As a scholar of decision-making, I’ve long believed that one of the most important things you can do to improve your decisions is to freely admit your own errors. I’ll start by admitting some of my own in advocating this idea.
I first encountered this notion in a book by Jonah Lehrer called How We Decide. I liked the book so much that I assigned it to my MBA students in a decision-making class. Mr. Lehrer was later caught by journalists and readers in numerous instances of fabricating quotes and recycling his own work. In July 2012 publisher Houghton Mifflin Harcourt halted digital book sales of Mr.
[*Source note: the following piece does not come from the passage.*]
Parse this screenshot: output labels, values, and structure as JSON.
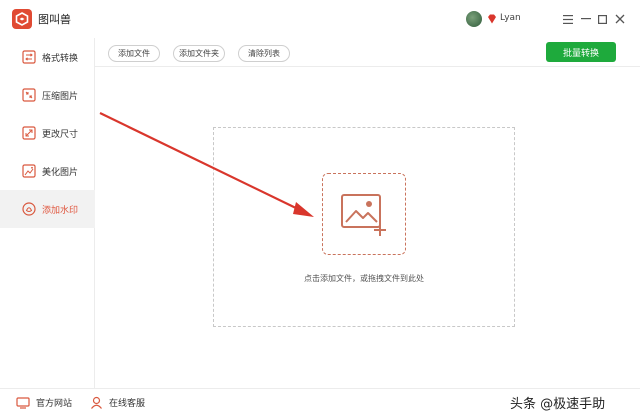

Lehrer’s nonfiction book “Imagine: How Creativity Works” after the author admitted to fabricating quotes from Bob Dylan. He later resigned from the New Yorker after discoveries that he sometimes recycled his own material, from older New Yorker blog posts and other past columns, for newer stories.
My assigning the book was an error, if an innocent one.
One of the passages I loved in Mr. Lehrer’s book was about Tom Brady, my hometown Patriots (former) hero, now accused by the NFL of instructing his assistant to destroy a cellphone that may have included text messages linking him to the NFL deflated football scandal. Mr. Lehrer described Mr. Brady as a “student of his own errors.” By that account, and others I’ve read as well, Mr. Brady devotes considerable attention to reviewing and analyzing his quarterbacking mistakes. He watches game films of his interceptions and incompletes over and over. I touted his focus on his on his own errors in books and speeches, which turns out to be another error of mine.